Description Ryan Cox 2014-07-31 09:15:12 MDT
Created attachment 1099 [details]
sacct_cputime_clarification.diff

The sacct manpage reads:
              cputime   Formatted number of cpu seconds a process was allocated.

              cputimeraw
                        How much cpu time process was allocated in second format, not formatted like above.



but the code says:
                case PRINT_CPU_TIME:
                        switch(type) {
                        case JOB:
                                tmp_uint64 = (uint64_t)job->elapsed
                                        * (uint64_t)job->alloc_cpus;
                                break;
                        case JOBSTEP:
                                tmp_uint64 = (uint64_t)step->elapsed
                                        * (uint64_t)step->ncpus;
                                break;



Note that "allocated" is confusing.  The sacct code says elapsed.  The actual code in https://github.com/SchedMD/slurm/blob/f8025c1484838ecbe3e690fa565452d990123361/src/plugins/priority/multifactor/priority_multifactor.c#L1041 calculates raw usage as the entire cputime up to the timelimit, whether it is used or not (we like that behavior, by the way).

I propose that sacct be clarified through the patch I am submitting.  I chose not to say "cputime" since cputime isn't clear if it's a cputime Linux might report (i.e. actual CPU usage * time) or simply CPUs * time.
Comment 1 Ryan Cox 2014-08-01 05:25:15 MDT
Okay, so it appears I messed up in my understanding of the code in one way.  I said that the charge is (timelimit * cpus).  It is actually (elapsed * cpus).  Some of the similarly named variables (cpu_run_delta vs run_delta vs run_decay) all in close proximity seem to have gotten combined in my brain...

However, that doesn't affect the need for the manpage clarification.  The patch is still valid.
Comment 2 David Bigagli 2014-08-01 07:01:12 MDT
In Slurm the CPU time always refers to elapsed time, I think that allocated
is correct because it is the cputime that has been allocated to the job/step
times the number of cpus.

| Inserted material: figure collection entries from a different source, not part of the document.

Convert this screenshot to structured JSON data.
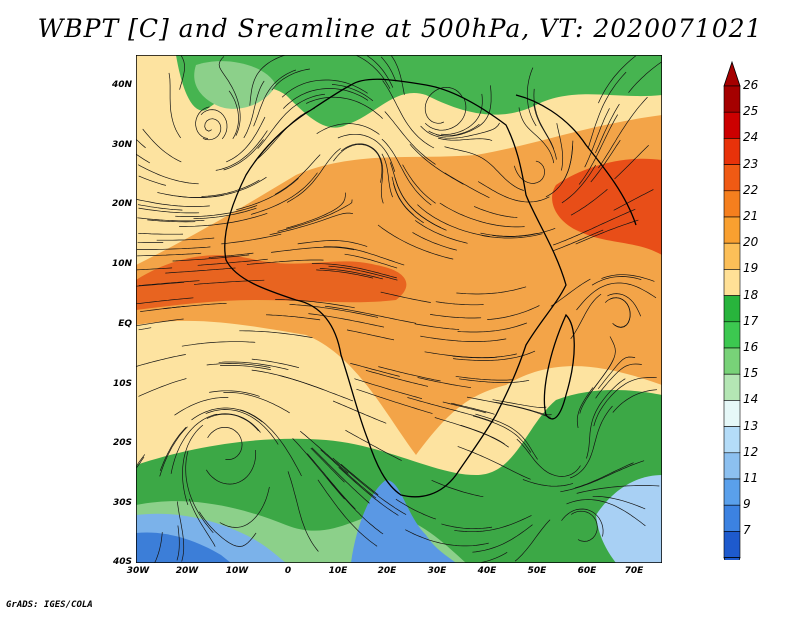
{
  "title": "WBPT [C] and Sreamline at 500hPa, VT: 2020071021",
  "footer": "GrADS: IGES/COLA",
  "lat_labels": [
    "40N",
    "30N",
    "20N",
    "10N",
    "EQ",
    "10S",
    "20S",
    "30S",
    "40S"
  ],
  "lon_labels": [
    "30W",
    "20W",
    "10W",
    "0",
    "10E",
    "20E",
    "30E",
    "40E",
    "50E",
    "60E",
    "70E"
  ],
  "colorbar": {
    "labels": [
      "26",
      "25",
      "24",
      "23",
      "22",
      "21",
      "20",
      "19",
      "18",
      "17",
      "16",
      "15",
      "14",
      "13",
      "12",
      "11",
      "9",
      "7"
    ],
    "colors": [
      "#a50000",
      "#cc0000",
      "#e8320a",
      "#f05a14",
      "#f57f1e",
      "#f9a030",
      "#fcbf58",
      "#ffe096",
      "#28b43c",
      "#3cc850",
      "#78d278",
      "#b4e6b4",
      "#e6f8f8",
      "#b4dcf8",
      "#8cc0f0",
      "#5aa0eb",
      "#3c82e1",
      "#1e5acd"
    ]
  },
  "map_colors": {
    "land_light": "#fde8a8",
    "orange_light": "#f6b25e",
    "orange": "#f29a38",
    "red": "#e8541a",
    "green": "#3ca846",
    "green_light": "#8cd08a",
    "blue": "#6ca8e8",
    "blue_dark": "#2c70d4",
    "line": "#141414"
  }
}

This is also true for GrpCPURunMins and GrpCPUMins
which always refer to elapsed time. I think this concept comes from parallel job computing where times and speed up are always considered as elapsed/wall clock times. 

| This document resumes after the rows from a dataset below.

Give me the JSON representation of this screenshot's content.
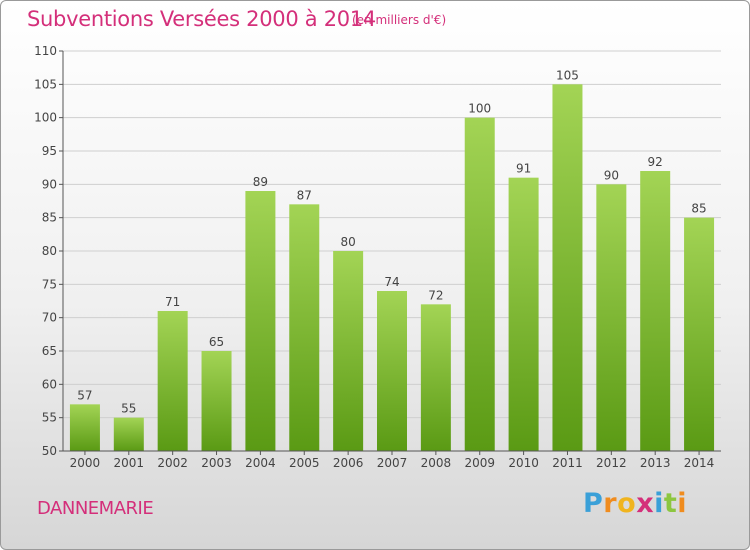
{
  "header": {
    "title": "Subventions Versées 2000 à 2014",
    "unit": "(en milliers d'€)"
  },
  "footer": {
    "commune": "DANNEMARIE",
    "logo_letters": [
      "P",
      "r",
      "o",
      "x",
      "i",
      "t",
      "i"
    ],
    "logo_colors": [
      "#3aa0d8",
      "#f08c1e",
      "#f0b41e",
      "#d42f7a",
      "#3aa0d8",
      "#8cc63f",
      "#f08c1e"
    ]
  },
  "colors": {
    "bar_light": "#a3d455",
    "bar_dark": "#5a9a14",
    "grid": "#cfcfcf",
    "axis": "#555555",
    "text": "#444444",
    "accent": "#d42f7a"
  },
  "chart_data": {
    "type": "bar",
    "title": "Subventions Versées 2000 à 2014",
    "subtitle": "(en milliers d'€)",
    "xlabel": "",
    "ylabel": "",
    "categories": [
      "2000",
      "2001",
      "2002",
      "2003",
      "2004",
      "2005",
      "2006",
      "2007",
      "2008",
      "2009",
      "2010",
      "2011",
      "2012",
      "2013",
      "2014"
    ],
    "values": [
      57,
      55,
      71,
      65,
      89,
      87,
      80,
      74,
      72,
      100,
      91,
      105,
      90,
      92,
      85
    ],
    "ylim": [
      50,
      110
    ],
    "yticks": [
      50,
      55,
      60,
      65,
      70,
      75,
      80,
      85,
      90,
      95,
      100,
      105,
      110
    ],
    "grid": true,
    "data_labels": true
  }
}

We should explain what the concept is... somewhere.

David
Comment 3 Ryan Cox 2014-08-01 07:15:14 MDT
Okay.  It's just that "elapsed" and "allocated" are different in my mind.  You may be allocated 4 CPUs but only use 1 (not threading properly).  Likewise, you may be allocated 1 hour (timelimit) but only run for 5 minutes.

If you don't think it needs changing that's fine too.  It just seemed ambiguous.
Comment 4 David Bigagli 2014-08-01 08:36:48 MDT
I agree with you the concept is not explained right. 

The Slurm way of thinking is that you have been allocated x resources and whatever you do on then, run or not is your business, so every second that passes Slurm counts it as cpu time/allocated time. 

Those parameters in my opinion should not be called cputime and cputimeraw, they should be called elapsed/wall-clock time or time since the allocation started to meet the universally accepted context that cputime is the time consumed by using.

I think that your patch clarifies things a bit. Committed d1b0dfd6d5 with minor
change.

David